The reaction of the business community? It’s not so thrilled.

Here’s why: In order to afford those benefits, the O’Malley administration is seeking changes to Maryland’s unemployment insurance program that would make it eligible for an immediate infusion of $127 million from the federal government, and business groups don’t like those changes. The Chamber of Commerce objects to the idea of enacting permanent benefit increases to attract one-time money. That’s sound logic, but it falls flat under the current circumstances.

To be eligible for the federal money, Maryland would have to make three changes. The most expensive of the three, costing perhaps $17 million a year, deals with how eligibility is determined. Right now, Maryland calculates benefits and eligibility by looking at a worker’s wage and hours history over the first four of the last five quarters. Any recent work history doesn’t count. That made sense when the system was designed because it took time to gather such data, but it doesn’t anymore. Under what is known as "alternate base period," Maryland would be able to consider the more recent data if it would improve an applicant’s eligibility.

Thirty-six other states already do this, and the consensus is that the federal government is going to require it at some point. Maryland might as well get some money for it.

The second change, a benefit for part-time workers, is something Maryland moved to enact before the federal government outlined its incentive program, so some of the definitions in law will need to be changed slightly for the state to qualify. This benefit has been widely misunderstood. Businesses have always paid unemployment insurance for part-time employees, and those workers have always been eligible to collect benefits – so long as they are looking for full-time work. The new benefit merely extends eligibility to those looking for part-time work, a small subset indeed. Despite the hue and cry from the business community, the change has only cost about $600,000.

For the third change, the administration had a choice among three options: extending the duration of benefits for workers in job training programs, increasing the benefits for dependents, or allowing benefits for people who quit for specified reasons, such as to take care of a sick family member. Of the three, the job training benefit was cheapest and makes the most sense from a policy standpoint. It also was the preferred option of the business community because it will contribute to the development of a better-trained work force. It’s expected to cost, at most, $2 million a year.

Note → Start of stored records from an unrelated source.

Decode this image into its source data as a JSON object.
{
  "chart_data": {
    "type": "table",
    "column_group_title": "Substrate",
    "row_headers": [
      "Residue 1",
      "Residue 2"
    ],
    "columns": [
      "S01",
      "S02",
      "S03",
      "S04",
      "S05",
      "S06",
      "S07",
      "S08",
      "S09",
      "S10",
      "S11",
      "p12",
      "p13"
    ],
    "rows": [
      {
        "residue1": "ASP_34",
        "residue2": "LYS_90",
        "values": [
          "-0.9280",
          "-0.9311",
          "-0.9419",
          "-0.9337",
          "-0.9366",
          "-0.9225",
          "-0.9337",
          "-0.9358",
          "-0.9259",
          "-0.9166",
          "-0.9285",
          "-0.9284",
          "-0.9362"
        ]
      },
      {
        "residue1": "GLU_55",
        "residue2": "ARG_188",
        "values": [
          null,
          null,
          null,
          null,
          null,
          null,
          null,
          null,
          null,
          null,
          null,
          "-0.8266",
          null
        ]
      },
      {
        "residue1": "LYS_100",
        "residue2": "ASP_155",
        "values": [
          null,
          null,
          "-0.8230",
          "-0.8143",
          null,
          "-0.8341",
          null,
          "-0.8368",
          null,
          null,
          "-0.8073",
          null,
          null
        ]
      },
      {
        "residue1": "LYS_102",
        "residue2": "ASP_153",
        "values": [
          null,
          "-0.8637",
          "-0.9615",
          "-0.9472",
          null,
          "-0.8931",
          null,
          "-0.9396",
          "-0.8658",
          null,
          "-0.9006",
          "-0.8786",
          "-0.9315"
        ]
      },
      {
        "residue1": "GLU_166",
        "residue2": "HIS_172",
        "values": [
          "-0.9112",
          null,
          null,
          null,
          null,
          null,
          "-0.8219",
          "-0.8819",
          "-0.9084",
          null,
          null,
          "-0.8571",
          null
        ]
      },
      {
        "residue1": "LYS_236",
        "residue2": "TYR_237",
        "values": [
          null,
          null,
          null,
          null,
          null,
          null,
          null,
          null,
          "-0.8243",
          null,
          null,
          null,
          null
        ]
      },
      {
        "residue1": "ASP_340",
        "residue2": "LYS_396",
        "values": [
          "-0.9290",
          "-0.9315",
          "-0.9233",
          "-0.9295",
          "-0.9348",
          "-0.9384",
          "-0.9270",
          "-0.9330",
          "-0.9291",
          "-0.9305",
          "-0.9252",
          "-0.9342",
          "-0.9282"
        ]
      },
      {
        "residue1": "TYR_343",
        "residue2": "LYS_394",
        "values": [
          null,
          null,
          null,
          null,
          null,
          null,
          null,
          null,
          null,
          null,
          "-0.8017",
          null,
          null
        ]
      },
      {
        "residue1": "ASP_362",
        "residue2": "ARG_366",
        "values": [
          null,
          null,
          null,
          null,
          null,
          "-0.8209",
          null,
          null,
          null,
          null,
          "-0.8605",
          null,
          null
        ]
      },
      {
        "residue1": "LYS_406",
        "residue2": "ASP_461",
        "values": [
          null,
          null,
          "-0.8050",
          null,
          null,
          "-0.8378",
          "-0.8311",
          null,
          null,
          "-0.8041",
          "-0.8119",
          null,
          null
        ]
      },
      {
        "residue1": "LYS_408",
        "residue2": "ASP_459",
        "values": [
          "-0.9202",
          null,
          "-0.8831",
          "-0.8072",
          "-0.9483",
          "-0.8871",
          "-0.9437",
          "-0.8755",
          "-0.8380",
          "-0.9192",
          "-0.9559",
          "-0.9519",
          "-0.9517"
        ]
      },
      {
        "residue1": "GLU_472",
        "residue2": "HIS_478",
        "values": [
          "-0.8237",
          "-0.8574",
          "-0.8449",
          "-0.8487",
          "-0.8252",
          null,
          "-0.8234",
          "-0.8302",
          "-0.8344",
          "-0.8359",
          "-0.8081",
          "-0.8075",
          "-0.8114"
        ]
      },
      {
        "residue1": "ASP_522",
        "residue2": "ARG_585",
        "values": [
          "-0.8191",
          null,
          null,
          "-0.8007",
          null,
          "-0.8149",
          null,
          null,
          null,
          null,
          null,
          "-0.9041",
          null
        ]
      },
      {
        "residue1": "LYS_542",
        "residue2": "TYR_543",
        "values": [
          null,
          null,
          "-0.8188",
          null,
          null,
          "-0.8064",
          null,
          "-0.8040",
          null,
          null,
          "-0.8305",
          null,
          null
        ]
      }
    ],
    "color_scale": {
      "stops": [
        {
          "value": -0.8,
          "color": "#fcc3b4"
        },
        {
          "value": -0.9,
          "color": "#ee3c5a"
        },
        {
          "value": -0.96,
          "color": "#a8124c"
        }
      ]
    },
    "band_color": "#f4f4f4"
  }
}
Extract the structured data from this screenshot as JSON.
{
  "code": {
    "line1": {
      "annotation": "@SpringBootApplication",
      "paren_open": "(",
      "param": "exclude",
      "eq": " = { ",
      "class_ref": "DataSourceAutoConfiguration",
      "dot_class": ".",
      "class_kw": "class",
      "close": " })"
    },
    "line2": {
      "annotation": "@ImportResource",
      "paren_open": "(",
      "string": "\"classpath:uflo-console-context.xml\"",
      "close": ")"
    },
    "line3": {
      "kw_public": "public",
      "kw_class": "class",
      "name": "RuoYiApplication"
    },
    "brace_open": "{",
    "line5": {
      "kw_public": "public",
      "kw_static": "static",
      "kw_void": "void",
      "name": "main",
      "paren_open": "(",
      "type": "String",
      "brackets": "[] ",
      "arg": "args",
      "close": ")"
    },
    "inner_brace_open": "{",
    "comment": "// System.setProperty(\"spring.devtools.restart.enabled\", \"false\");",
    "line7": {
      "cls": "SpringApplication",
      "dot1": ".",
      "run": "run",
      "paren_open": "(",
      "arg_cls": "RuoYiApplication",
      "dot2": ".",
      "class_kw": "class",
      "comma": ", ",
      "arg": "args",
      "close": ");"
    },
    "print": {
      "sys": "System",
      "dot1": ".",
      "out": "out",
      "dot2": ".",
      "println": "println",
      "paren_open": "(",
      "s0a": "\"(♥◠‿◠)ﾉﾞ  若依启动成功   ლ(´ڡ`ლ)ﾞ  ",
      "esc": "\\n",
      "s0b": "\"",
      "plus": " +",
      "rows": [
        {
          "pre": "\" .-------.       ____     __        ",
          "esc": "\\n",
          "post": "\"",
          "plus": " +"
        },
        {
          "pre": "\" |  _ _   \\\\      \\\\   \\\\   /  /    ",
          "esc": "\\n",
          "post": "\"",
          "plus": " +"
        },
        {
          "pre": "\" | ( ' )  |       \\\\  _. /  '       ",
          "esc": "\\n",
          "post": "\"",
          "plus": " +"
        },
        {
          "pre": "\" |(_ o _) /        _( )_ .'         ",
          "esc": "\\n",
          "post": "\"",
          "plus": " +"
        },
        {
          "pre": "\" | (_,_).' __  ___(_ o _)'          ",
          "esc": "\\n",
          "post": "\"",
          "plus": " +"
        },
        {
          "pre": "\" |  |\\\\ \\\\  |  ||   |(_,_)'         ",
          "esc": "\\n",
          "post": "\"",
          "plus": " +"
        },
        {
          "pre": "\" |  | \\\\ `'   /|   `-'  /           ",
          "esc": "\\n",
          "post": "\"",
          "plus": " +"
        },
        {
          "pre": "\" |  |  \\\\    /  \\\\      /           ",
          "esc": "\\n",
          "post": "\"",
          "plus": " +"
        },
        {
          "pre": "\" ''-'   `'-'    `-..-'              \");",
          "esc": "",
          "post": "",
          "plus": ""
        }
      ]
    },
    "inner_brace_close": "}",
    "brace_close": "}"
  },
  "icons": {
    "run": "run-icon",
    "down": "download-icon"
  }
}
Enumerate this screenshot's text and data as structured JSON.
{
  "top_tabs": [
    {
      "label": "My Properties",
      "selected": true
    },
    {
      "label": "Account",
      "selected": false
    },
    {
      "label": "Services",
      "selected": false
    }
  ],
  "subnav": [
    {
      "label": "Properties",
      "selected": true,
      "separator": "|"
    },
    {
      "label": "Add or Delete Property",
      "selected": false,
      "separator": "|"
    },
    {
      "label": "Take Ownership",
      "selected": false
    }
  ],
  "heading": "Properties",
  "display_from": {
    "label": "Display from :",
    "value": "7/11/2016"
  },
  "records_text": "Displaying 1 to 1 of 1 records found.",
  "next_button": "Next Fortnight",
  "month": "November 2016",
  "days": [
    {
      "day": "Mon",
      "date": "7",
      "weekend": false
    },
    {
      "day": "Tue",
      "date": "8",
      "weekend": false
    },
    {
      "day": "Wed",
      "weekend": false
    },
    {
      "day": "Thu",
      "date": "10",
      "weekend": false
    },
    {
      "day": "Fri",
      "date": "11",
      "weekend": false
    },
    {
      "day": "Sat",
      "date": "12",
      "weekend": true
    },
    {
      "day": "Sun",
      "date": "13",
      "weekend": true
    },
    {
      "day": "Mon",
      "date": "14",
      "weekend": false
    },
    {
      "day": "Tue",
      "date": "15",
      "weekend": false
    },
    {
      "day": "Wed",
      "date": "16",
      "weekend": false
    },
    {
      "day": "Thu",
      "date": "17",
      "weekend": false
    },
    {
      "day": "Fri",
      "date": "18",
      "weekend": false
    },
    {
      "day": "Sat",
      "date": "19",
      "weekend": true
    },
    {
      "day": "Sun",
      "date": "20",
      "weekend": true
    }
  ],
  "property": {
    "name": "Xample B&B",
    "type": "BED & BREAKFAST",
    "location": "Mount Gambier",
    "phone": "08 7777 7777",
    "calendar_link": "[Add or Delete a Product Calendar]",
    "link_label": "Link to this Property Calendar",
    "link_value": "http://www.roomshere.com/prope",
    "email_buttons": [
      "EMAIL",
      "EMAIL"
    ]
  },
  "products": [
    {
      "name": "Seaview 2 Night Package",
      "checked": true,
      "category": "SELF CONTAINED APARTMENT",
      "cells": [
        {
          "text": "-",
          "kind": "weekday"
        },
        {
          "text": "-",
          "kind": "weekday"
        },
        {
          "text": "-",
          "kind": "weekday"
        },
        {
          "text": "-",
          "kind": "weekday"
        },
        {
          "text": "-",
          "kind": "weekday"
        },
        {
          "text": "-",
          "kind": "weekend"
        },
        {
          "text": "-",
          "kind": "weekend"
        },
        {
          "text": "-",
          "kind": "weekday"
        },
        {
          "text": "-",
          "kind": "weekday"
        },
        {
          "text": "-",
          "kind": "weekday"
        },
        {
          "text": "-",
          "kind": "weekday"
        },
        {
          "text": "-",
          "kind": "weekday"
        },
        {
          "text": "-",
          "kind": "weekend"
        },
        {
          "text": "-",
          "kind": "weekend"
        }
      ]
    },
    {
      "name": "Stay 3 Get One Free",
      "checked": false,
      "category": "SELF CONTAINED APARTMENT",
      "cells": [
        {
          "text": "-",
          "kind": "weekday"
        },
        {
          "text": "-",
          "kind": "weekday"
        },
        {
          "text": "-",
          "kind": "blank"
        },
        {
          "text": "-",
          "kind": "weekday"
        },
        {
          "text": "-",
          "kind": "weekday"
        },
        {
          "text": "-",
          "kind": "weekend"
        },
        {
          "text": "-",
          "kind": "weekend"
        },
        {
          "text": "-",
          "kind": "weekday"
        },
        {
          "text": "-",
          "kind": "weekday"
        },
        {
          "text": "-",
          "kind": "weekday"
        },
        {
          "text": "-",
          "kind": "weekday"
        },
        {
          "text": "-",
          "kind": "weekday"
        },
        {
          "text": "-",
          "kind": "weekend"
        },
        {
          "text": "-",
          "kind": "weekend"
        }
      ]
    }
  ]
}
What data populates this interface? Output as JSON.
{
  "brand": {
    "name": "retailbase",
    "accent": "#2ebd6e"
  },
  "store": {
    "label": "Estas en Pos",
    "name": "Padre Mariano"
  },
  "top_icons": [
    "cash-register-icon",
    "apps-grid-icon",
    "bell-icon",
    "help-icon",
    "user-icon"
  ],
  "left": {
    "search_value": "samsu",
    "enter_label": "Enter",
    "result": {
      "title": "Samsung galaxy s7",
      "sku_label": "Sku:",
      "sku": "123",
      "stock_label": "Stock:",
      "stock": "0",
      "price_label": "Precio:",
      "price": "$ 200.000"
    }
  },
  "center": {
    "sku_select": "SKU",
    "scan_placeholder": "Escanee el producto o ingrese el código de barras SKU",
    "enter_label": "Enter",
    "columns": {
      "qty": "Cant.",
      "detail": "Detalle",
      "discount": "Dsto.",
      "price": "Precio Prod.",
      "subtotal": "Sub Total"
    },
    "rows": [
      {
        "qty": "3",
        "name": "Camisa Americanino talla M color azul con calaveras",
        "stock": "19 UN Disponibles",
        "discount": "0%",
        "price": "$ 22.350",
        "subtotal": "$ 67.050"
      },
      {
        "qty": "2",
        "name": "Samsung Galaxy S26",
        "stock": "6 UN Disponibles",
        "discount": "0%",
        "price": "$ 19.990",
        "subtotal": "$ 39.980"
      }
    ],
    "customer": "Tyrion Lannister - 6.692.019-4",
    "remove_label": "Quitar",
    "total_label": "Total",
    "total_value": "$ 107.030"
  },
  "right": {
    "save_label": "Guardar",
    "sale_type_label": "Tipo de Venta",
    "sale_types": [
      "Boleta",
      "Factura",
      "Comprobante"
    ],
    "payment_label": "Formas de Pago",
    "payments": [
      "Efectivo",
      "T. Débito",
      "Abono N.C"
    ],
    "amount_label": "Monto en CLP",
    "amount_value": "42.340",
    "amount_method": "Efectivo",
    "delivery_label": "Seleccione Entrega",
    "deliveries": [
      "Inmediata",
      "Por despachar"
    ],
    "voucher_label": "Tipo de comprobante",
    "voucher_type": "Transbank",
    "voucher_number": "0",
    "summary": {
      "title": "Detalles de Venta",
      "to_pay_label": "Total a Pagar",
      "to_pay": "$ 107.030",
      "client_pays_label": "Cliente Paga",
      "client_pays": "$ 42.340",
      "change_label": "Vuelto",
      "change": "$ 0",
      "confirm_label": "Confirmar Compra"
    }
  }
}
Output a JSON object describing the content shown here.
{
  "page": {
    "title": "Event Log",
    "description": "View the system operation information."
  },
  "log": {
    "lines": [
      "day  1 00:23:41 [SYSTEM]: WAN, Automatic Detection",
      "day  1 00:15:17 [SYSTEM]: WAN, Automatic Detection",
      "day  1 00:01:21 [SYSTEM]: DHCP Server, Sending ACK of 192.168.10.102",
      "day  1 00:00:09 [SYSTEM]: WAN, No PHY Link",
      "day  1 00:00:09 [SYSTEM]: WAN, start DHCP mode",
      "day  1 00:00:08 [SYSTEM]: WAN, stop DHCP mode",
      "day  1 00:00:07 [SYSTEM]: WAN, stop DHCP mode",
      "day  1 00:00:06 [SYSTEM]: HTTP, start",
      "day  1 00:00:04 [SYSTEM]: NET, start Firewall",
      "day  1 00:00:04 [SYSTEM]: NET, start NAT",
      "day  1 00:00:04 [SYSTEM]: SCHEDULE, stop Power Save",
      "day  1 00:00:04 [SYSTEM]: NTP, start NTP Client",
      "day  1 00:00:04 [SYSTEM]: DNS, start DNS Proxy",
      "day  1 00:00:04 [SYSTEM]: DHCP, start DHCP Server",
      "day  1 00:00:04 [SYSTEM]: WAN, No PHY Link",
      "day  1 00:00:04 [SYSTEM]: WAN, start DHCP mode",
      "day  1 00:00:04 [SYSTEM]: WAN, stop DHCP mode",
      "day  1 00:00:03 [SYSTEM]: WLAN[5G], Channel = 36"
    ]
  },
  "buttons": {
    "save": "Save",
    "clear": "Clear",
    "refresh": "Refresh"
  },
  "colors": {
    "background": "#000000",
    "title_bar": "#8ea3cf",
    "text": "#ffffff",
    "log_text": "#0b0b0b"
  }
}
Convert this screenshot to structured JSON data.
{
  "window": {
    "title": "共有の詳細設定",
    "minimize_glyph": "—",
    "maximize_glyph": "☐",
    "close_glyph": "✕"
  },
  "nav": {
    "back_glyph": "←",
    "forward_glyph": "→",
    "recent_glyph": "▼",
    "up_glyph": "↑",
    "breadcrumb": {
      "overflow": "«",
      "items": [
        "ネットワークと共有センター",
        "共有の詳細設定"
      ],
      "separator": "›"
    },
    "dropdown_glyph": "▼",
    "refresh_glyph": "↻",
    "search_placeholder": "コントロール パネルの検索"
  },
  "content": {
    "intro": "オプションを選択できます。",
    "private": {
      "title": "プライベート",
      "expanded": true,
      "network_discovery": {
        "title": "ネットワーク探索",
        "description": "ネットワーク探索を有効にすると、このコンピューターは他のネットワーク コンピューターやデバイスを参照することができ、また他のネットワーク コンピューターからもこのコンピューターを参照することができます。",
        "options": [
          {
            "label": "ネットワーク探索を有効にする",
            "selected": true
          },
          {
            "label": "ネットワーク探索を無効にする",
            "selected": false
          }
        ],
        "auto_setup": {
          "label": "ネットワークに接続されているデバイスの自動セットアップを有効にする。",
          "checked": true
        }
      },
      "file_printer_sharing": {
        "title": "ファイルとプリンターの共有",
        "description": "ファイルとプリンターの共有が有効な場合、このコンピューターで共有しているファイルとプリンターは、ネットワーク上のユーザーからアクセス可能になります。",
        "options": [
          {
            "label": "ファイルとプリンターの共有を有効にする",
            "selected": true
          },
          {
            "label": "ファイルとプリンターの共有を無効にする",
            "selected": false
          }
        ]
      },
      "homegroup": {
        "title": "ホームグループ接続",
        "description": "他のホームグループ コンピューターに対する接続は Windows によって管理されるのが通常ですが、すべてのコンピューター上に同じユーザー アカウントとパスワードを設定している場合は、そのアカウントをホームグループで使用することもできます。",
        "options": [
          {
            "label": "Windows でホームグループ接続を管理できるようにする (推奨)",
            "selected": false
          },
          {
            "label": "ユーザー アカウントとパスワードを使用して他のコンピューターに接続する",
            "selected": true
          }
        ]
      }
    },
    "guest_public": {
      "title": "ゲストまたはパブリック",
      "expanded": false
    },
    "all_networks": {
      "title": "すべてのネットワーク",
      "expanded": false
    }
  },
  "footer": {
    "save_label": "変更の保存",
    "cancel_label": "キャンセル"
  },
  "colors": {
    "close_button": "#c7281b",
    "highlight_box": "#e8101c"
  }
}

So the permanent benefit increases the business community is worried about are $17 million for the alternative base period we’d probably have to adopt eventually anyway, and $2 million for something that actually helps them get better employees. What’s the problem here?

Businesses often look at unemployment insurance as a tax, but it really is a benefit for them as much as it is for workers. The money paid in benefits gets injected directly back into the local economy. Without it, recessions would be deeper and businesses would suffer more. Moody’s Economy.com estimated this year that every dollar in unemployment insurance benefits is worth $1.63 to the economy, the biggest bang for the buck of any economic stimulus method other than food stamps.

When the changes the O’Malley administration is proposing go before the legislature for approval, the business community will likely try to engage in some horse trading to reduce benefits in other areas to make up for the increases required to get the federal aid. There’s no need for that. The administration’s proposal is good for workers, good for the health of the Unemployment Insurance Trust Fund and good for Maryland’s economy.